Inspiration is everywhere. Whether it be a street car, a tree, a photo of a beautiful room or an abstract painting, Design ideas can spring from the most obvious to the most obscure sources. We get color, vibe, texture, shape, and pattern cues from history, and the natural and man-made world around us. A great Interior Designer will be able to assimilate inspiration photos and objects into something completely original and fresh. These images can also offer design validation when I become concerned about an untried design combination, such as a color scheme.
People think a lot about their four walls, but they sometimes forget about what brings them all together, the CEILING! From the Sistine Chapel to the wide open sky, the world above offers many possibilities. Sometimes a problem ceiling can create the seeds of inspiration for a solution far more interesting than if there had not been a “problem area”.

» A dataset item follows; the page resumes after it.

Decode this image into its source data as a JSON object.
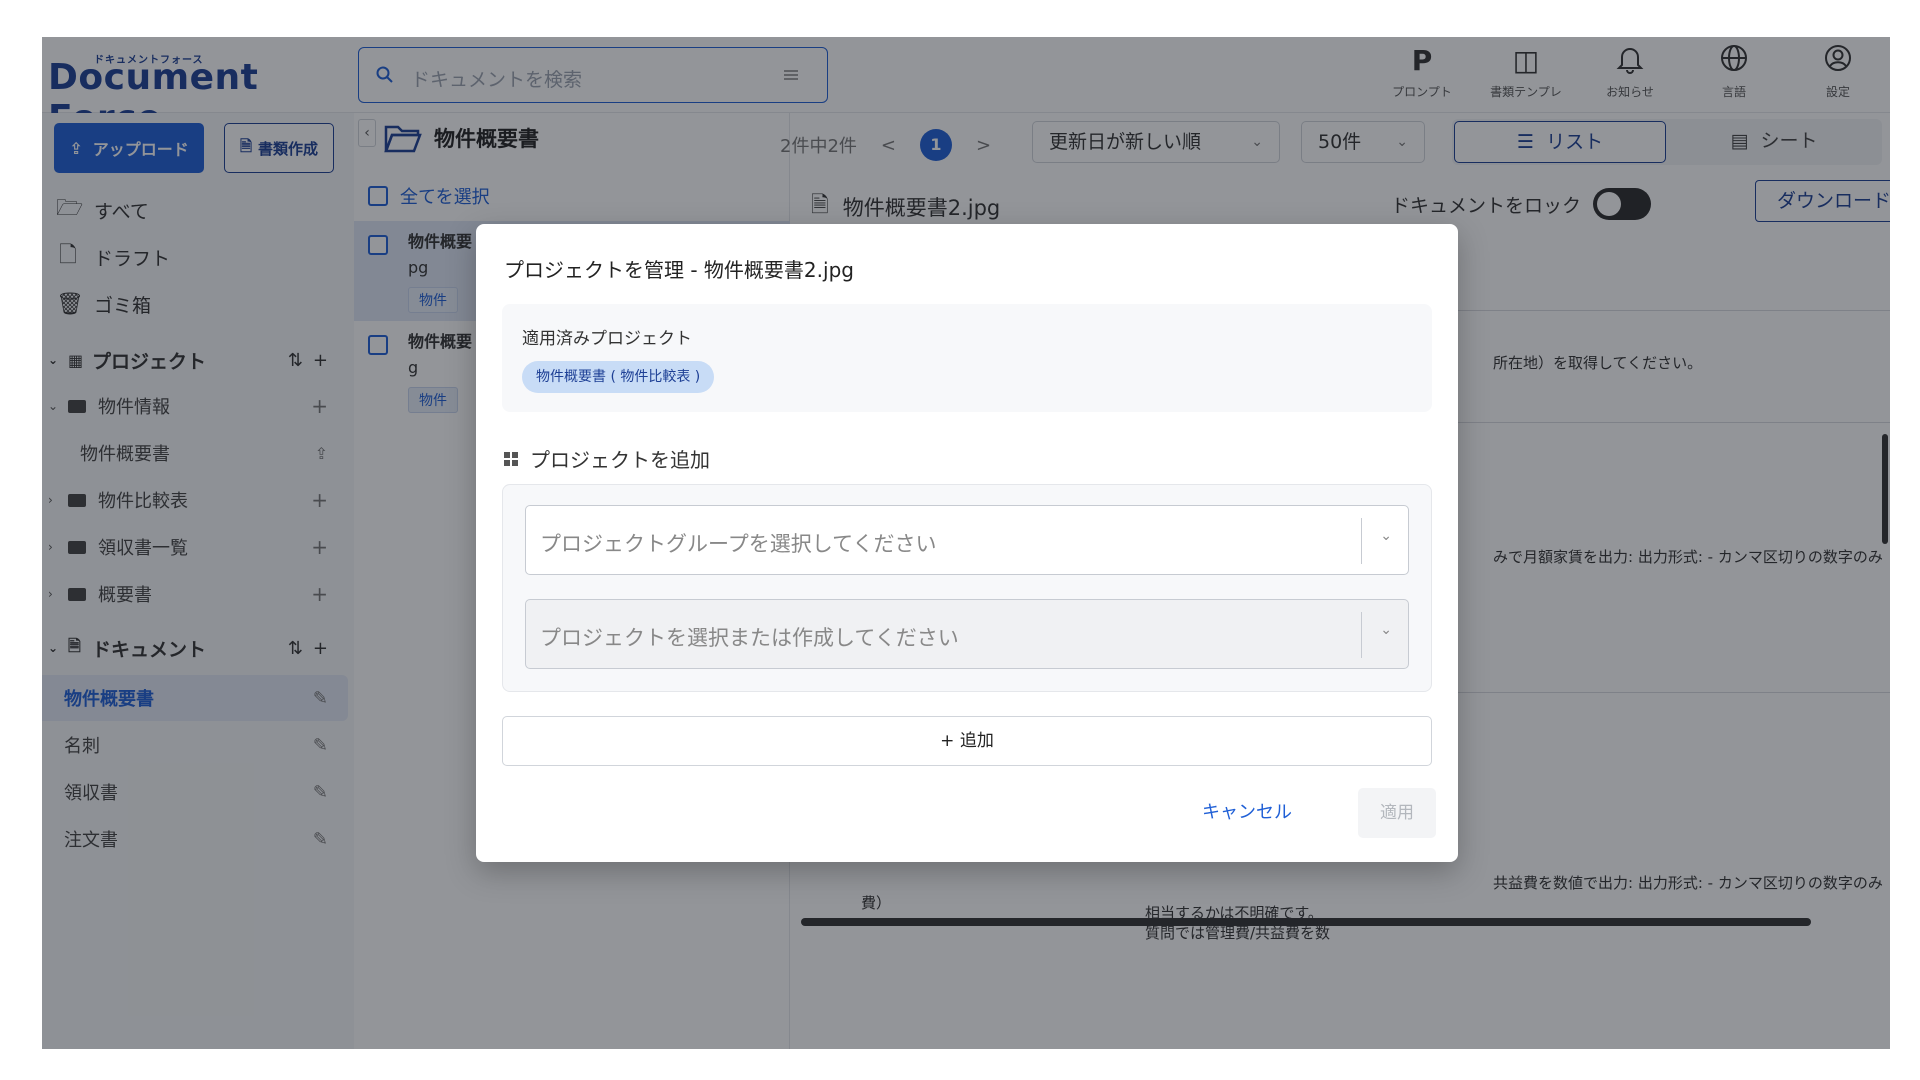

Jonamor Decor wants to share with you a gallery of some of our more “inspired” ceilings and some of the images and concepts that started the wheels of the design mind turning.

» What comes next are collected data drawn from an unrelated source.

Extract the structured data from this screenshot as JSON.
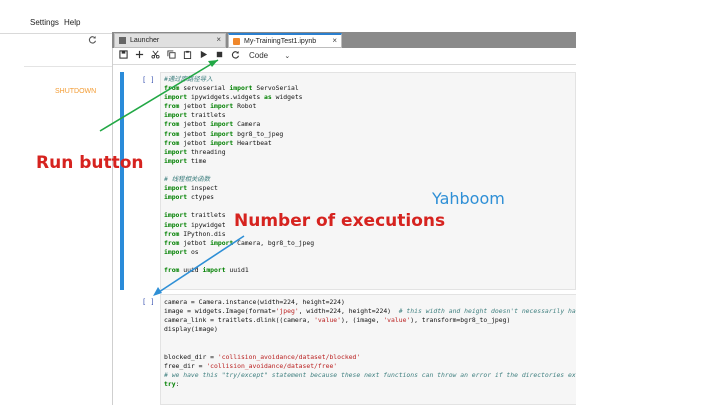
{
  "menu": {
    "items": [
      "Settings",
      "Help"
    ]
  },
  "sidebar": {
    "refresh_icon": "refresh-icon",
    "shutdown_label": "SHUTDOWN"
  },
  "tabs": [
    {
      "label": "Launcher",
      "icon": "launcher-icon",
      "close": "×"
    },
    {
      "label": "My-TrainingTest1.ipynb",
      "icon": "notebook-icon",
      "close": "×"
    }
  ],
  "toolbar": {
    "icons": [
      "save-icon",
      "add-cell-icon",
      "cut-icon",
      "copy-icon",
      "paste-icon",
      "run-icon",
      "stop-icon",
      "restart-icon"
    ],
    "cell_type": "Code"
  },
  "cells": [
    {
      "prompt": "[ ]",
      "lines": [
        [
          [
            "cm",
            "#通过库路径导入"
          ]
        ],
        [
          [
            "kw",
            "from"
          ],
          [
            "",
            " servoserial "
          ],
          [
            "kw",
            "import"
          ],
          [
            "",
            " ServoSerial"
          ]
        ],
        [
          [
            "kw",
            "import"
          ],
          [
            "",
            " ipywidgets.widgets "
          ],
          [
            "kw",
            "as"
          ],
          [
            "",
            " widgets"
          ]
        ],
        [
          [
            "kw",
            "from"
          ],
          [
            "",
            " jetbot "
          ],
          [
            "kw",
            "import"
          ],
          [
            "",
            " Robot"
          ]
        ],
        [
          [
            "kw",
            "import"
          ],
          [
            "",
            " traitlets"
          ]
        ],
        [
          [
            "kw",
            "from"
          ],
          [
            "",
            " jetbot "
          ],
          [
            "kw",
            "import"
          ],
          [
            "",
            " Camera"
          ]
        ],
        [
          [
            "kw",
            "from"
          ],
          [
            "",
            " jetbot "
          ],
          [
            "kw",
            "import"
          ],
          [
            "",
            " bgr8_to_jpeg"
          ]
        ],
        [
          [
            "kw",
            "from"
          ],
          [
            "",
            " jetbot "
          ],
          [
            "kw",
            "import"
          ],
          [
            "",
            " Heartbeat"
          ]
        ],
        [
          [
            "kw",
            "import"
          ],
          [
            "",
            " threading"
          ]
        ],
        [
          [
            "kw",
            "import"
          ],
          [
            "",
            " time"
          ]
        ],
        [
          [
            "",
            ""
          ]
        ],
        [
          [
            "cm",
            "# 线程相关函数"
          ]
        ],
        [
          [
            "kw",
            "import"
          ],
          [
            "",
            " inspect"
          ]
        ],
        [
          [
            "kw",
            "import"
          ],
          [
            "",
            " ctypes"
          ]
        ],
        [
          [
            "",
            ""
          ]
        ],
        [
          [
            "kw",
            "import"
          ],
          [
            "",
            " traitlets"
          ]
        ],
        [
          [
            "kw",
            "import"
          ],
          [
            "",
            " ipywidget"
          ]
        ],
        [
          [
            "kw",
            "from"
          ],
          [
            "",
            " IPython.dis"
          ]
        ],
        [
          [
            "kw",
            "from"
          ],
          [
            "",
            " jetbot "
          ],
          [
            "kw",
            "import"
          ],
          [
            "",
            " Camera, bgr8_to_jpeg"
          ]
        ],
        [
          [
            "kw",
            "import"
          ],
          [
            "",
            " os"
          ]
        ],
        [
          [
            "",
            ""
          ]
        ],
        [
          [
            "kw",
            "from"
          ],
          [
            "",
            " uuid "
          ],
          [
            "kw",
            "import"
          ],
          [
            "",
            " uuid1"
          ]
        ]
      ]
    },
    {
      "prompt": "[ ]",
      "lines": [
        [
          [
            "",
            "camera = Camera.instance(width=224, height=224)"
          ]
        ],
        [
          [
            "",
            "image = widgets.Image(format="
          ],
          [
            "st",
            "'jpeg'"
          ],
          [
            "",
            ", width=224, height=224)  "
          ],
          [
            "cm",
            "# this width and height doesn't necessarily ha"
          ]
        ],
        [
          [
            "",
            "camera_link = traitlets.dlink((camera, "
          ],
          [
            "st",
            "'value'"
          ],
          [
            "",
            "), (image, "
          ],
          [
            "st",
            "'value'"
          ],
          [
            "",
            "), transform=bgr8_to_jpeg)"
          ]
        ],
        [
          [
            "",
            "display(image)"
          ]
        ],
        [
          [
            "",
            ""
          ]
        ],
        [
          [
            "",
            ""
          ]
        ],
        [
          [
            "",
            "blocked_dir = "
          ],
          [
            "st",
            "'collision_avoidance/dataset/blocked'"
          ]
        ],
        [
          [
            "",
            "free_dir = "
          ],
          [
            "st",
            "'collision_avoidance/dataset/free'"
          ]
        ],
        [
          [
            "cm",
            "# we have this \"try/except\" statement because these next functions can throw an error if the directories ex"
          ]
        ],
        [
          [
            "kw",
            "try"
          ],
          [
            "",
            ":"
          ]
        ]
      ]
    }
  ],
  "annotations": {
    "run_button": "Run button",
    "number_of_executions": "Number of executions",
    "watermark": "Yahboom"
  },
  "colors": {
    "accent": "#2a8bd9",
    "annotation": "#d6231f",
    "arrow": "#22a845",
    "watermark": "#2e8fd6",
    "shutdown": "#f39c34"
  }
}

RODDY BOTTUM’S WHIMSICAL AND ELEGANT DINING ROOM CEILING
Roddy had a dining room that was long and narrow like a railway car. Formerly painted dark green and crowded with large furniture, it was a far cry from the light and airy space we wanted to create. My initial inspiration was to create the feeling of a Conservatory such as the one pictured above to the right. I wanted to use lattice in a creative way and sought inspiration from two design icons, Tony Duquette and Elsie De Wolfe, who had a flair for creating over the top and sophisticated garden rooms and were no strangers to the wonders of lattice themselves. We chose a fleur-de lis lattice for the custom screen panels and in between the beams for a fresh take and because it is a stylized representation of something from nature.
JANE WEIDLIN’S FUTURISTIC SPA BATHROOM CEILING
Jane wanted a space age spa bathroom that represented organic interpretations of vintage futurism. We decided to create a drop ceiling in the tall space that would become an undulating iridescent, white cave. In the 60′s and 70′s, cave rooms and adobe structures became mod and chic with bright colors and lots of white plaster and paint. Designer and Stylist Barbara D’Arcy popularized the style at that time in displays (above left) in the Bloomingdales show room. I was also inspired by the gorgeous and disturbing work of Miguel Barcelo represented (above center) on this wall inside of the Le Seu Cathedral in Mallorca, Spain. Lastly, what groovy, space age bathroom would be complete without a transporter that doubles as a spa shower and bath?
TOMAS COSTANZA’S MAGNIFICENTLY MOD LIVING ROOM
Tomas had a dark wood paneled living room with a rustic and beamed pitched ceiling. We wanted to bring a little California Modern love to a room that had, for most of it’s life, looked much like the bowels of an old ship. Our color inspiration came from a fantastic vintage wallpaper from Belgium pictured above left. ( http://www.funkywalls.be/). I loved the hot look of purple and red together, but I would need to balance it out with heavy doses of white to keep this room as light and bright as possible. Validation for this scheme came again from the genius design portfolio of Barbara D’Arcy who is responsible for the fantastic interior to the right. I had all the casework painted dark purple in order to ground the colors. I contrasted with the cherry red for drama. I used the same scheme for the furniture which keeps the ceiling from having a “floating feeling”.
RODDY BOTTUM’S EARTH RETRO NATURE-INSPIRED MUSIC STUDIO CEILING
Roddy wanted an Earth Mother 70′s vibe in his small, formerly nondescript Music Studio. We wanted it to feel like a tree house and bring in the textures associated with bark and branches. The tiger bamboo floor and the cork ceiling were chosen because they looked like different kinds of tree bark. We wrapped the plain columns in white branches which splay out onto the ceiling. Eventually, the vines will wind through the branches to create a natural flourish.
TOMAS COSTANZA’S EXOTIC TENTED GUEST ROOM CEILING
Tomas wanted this guest apartment to feel like an exotic getaway and to have a fun and funky flair. The room was a large, cavernous space with a very irregular and unattractive ceiling . A tented ceiling can disguise imperfections and make a large and tall room seam more cozy and grand. My client wanted the look of the overall look to be Moorish (like the restaurant, The Sultan’s Tent, pictured right). We also wanted a little bit of military tent influence by the use of crisp, masculine edges. I love the opulence of Alexander the Great’s military tent. ( Pictured left) Whatever styles inspire you, a tented room will always create an overhead sensation!